Otan : Pour M. Trump, les pays européens doivent augmenter leurs budgets militaires et… rembourser les États-Unis

Depuis qu’il est à la Maison Blanche (et même avant), Donald Trump ne cesse de critiquer obsessionnellement la faiblesse des dépenses militaires des pays membres de l’Otan.

Avant d’arriver à Bruxelles pour participer au sommet de l’Alliance, M. Trump en a remis une couche. « De nombreux pays de l’Otan, que nous sommes censés défendre, non seulement ne tiennent pas leur engagement de 2% (ce qui est bas), mais depuis des années sont défaillants dans leurs paiements qu’ils ne versent pas. Vont-ils rembourser les Etats-Unis? », a-t-il demandé via Twitter.

L’on pourrait répondre plusieurs choses à M. Trump. En premier lieu, les depenses militaires américaines ne servent pas uniquement à « défendre » l’Europe. Après les attentats du 11 septembre 2001, le budget du Pentagone a connu une hausse spectaculaire. En 2000, il s’élevait à 268,2 milliards de dollars, contre près de 700 millards aujourd’hui.

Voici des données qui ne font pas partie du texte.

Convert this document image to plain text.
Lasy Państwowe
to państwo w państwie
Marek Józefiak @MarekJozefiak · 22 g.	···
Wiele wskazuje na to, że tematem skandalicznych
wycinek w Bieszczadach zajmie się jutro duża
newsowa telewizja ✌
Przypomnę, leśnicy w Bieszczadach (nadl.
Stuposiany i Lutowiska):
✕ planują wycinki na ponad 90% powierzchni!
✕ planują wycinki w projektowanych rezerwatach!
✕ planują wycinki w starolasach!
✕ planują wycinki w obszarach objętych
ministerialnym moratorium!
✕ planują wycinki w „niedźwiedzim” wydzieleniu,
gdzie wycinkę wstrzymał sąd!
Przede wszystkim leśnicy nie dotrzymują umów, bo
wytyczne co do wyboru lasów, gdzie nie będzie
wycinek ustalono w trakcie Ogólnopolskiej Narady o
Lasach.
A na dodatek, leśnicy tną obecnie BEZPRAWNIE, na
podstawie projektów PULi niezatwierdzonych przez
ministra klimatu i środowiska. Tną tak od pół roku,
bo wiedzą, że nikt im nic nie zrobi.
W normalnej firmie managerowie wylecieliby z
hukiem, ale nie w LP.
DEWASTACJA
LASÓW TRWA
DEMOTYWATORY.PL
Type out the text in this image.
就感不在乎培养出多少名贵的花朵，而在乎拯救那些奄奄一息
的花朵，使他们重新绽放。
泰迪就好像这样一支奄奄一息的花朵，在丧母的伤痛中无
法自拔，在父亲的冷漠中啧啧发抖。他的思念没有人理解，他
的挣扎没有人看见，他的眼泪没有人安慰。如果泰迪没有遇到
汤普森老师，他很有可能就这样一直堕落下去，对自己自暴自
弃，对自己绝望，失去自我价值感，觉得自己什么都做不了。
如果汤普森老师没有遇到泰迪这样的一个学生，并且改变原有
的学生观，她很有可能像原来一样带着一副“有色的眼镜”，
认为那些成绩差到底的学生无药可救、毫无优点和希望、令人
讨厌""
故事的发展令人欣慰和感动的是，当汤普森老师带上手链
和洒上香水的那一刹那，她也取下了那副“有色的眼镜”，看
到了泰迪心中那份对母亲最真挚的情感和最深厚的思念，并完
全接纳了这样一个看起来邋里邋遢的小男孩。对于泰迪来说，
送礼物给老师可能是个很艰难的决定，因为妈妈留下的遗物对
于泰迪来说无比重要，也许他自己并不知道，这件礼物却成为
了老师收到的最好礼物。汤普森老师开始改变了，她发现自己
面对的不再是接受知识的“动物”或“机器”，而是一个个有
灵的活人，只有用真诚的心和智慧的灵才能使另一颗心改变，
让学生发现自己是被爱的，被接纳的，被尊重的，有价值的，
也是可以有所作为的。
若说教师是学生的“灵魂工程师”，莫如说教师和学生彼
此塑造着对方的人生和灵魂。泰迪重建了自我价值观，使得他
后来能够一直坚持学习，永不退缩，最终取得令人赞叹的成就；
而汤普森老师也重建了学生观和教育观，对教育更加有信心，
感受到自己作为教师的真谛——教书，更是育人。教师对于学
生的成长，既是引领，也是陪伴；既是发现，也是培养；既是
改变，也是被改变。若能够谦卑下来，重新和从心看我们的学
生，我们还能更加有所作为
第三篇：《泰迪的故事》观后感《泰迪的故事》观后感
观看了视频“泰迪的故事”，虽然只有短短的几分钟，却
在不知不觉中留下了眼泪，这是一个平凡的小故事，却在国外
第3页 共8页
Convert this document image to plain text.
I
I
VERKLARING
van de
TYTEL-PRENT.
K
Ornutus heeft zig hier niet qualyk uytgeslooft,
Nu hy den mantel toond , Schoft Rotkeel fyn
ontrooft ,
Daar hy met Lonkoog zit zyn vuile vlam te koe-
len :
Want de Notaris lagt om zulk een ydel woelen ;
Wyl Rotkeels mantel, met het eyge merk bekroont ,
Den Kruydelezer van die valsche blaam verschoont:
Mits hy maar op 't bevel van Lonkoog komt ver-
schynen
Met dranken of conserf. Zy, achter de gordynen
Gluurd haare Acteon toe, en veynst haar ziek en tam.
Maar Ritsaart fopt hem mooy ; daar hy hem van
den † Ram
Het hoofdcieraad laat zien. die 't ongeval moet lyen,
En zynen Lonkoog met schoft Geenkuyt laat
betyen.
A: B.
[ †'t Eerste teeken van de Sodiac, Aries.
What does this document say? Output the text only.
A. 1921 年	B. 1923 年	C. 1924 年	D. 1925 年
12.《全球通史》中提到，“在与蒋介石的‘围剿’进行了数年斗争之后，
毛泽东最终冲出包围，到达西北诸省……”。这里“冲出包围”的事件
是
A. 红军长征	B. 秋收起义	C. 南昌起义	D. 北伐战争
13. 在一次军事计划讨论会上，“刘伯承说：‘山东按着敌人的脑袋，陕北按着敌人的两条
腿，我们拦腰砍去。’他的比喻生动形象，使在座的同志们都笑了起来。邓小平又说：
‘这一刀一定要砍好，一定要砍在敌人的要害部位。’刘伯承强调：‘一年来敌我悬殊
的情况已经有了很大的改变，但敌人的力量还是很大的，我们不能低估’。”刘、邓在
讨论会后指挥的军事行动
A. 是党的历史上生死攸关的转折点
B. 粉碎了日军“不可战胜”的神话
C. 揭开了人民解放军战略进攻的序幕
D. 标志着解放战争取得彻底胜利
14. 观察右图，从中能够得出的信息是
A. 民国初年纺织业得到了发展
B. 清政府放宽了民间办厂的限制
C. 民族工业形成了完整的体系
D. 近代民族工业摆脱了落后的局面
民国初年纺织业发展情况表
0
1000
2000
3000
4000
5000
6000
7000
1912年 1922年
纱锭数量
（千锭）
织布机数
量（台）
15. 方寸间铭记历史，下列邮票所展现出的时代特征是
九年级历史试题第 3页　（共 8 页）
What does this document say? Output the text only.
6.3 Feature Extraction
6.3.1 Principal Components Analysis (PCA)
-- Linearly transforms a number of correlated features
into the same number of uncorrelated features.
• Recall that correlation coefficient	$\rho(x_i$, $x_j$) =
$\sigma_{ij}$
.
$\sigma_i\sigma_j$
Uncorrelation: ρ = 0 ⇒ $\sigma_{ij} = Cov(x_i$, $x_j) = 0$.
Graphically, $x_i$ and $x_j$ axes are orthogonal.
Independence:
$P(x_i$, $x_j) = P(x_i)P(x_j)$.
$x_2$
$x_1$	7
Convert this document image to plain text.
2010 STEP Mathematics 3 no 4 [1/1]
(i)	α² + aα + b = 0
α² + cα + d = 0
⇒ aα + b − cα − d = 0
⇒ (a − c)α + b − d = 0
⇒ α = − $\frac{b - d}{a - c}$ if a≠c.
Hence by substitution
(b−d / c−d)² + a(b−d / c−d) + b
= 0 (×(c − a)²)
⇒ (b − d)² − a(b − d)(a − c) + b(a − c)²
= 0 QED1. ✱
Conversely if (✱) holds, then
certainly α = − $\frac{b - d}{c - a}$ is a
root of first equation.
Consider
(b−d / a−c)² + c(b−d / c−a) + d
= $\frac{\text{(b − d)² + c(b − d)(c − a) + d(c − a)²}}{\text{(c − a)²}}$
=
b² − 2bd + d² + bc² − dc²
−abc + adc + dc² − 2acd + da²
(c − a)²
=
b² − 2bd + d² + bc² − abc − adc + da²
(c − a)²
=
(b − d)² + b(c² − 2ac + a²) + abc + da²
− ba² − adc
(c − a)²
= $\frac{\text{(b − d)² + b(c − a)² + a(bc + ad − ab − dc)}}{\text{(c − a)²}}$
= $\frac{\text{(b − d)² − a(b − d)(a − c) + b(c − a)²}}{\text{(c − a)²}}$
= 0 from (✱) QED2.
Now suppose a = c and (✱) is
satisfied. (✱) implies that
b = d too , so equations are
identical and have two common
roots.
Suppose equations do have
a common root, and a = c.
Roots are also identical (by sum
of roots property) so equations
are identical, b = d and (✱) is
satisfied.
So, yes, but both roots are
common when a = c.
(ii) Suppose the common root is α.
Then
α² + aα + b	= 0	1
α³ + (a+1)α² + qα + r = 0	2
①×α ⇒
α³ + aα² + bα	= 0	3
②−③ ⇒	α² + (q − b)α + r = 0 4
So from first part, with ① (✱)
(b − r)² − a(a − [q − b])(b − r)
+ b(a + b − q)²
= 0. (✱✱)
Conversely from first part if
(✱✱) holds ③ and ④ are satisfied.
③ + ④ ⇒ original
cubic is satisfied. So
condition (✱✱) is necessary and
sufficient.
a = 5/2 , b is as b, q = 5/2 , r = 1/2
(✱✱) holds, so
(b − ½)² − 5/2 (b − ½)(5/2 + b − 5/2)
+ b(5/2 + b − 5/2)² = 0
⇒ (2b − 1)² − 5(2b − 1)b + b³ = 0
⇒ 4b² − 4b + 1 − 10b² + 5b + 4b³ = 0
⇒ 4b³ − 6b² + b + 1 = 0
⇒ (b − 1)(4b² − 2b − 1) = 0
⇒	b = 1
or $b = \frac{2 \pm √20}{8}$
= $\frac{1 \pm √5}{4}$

Et pour cause : il fallait bien financer les interventions en Afghanistan, puis en Irak.

Ensuite, si les États-Unis font partie des membres fondateurs de l’Otan, c’est qu’ils y trouvaient un intérêt : celui de ne pas voir passer l’Europe occidentale sous domination soviétique. D’où le plan Marshall.

En outre, de nombreux pays européens se dotèrent, durant la Guerre Froide, d’équipements militaires américains. Si l’on veut être taquin, l’on pourrait dire qu’il y a en quelque sorte eu un retour sur investissement. Qui plus est, les bases américaines implantées sur le Vieux Continent facilitent les opérations (et les écoutes) menées par les États-Unis ailleurs dans le monde.

Autre argument : la « défense de l’Europe » ne coûte pas excessivement cher au contribuable américain. On peut même l’évaluer (au minimum) à 6,5 milliards de dollars : c’est ce que coûtera en effet l' »European Deterrence Initiative » (EDI) prévue dans le prochain budget du Pentagone.

Par ailleurs, des dépenses militaires élevées ne sont pas forcément synonyme d’efficacité. On peut dépenser 700 milliards de dollars… et en voir se dissiper une partie dans des rouages bureaucratiques, des dispositifs d’approvisionnement déficients, des décisions malheureuses. Si M. Trump cherche des économies, il peut en trouver facilement au sein du Pentagone. Mais il est vrai que son prédécesseur, Barack Obama, avait voulu s’y attaquer… sans succès.

Quant au financement de l’Otan, dont le budget est 1,573 milliards de dollars (dont 248 millions pour le volet civil), en homme d’affaires « avisé » qui a connu plusieurs faillites (sans l’être personnellement), M. Trump devrait savoir qu’il ne se fait pas en fonction des dépenses militaires de chaque État membre mais selon un partage des coûts en fonction du poids économiques de ces derniers. Cela étant, il est vrai que les États-Unis en sont les premiers contributeurs (22%), devant l’Allemagne (14%), la France et le Royaume-Uni (10,5%).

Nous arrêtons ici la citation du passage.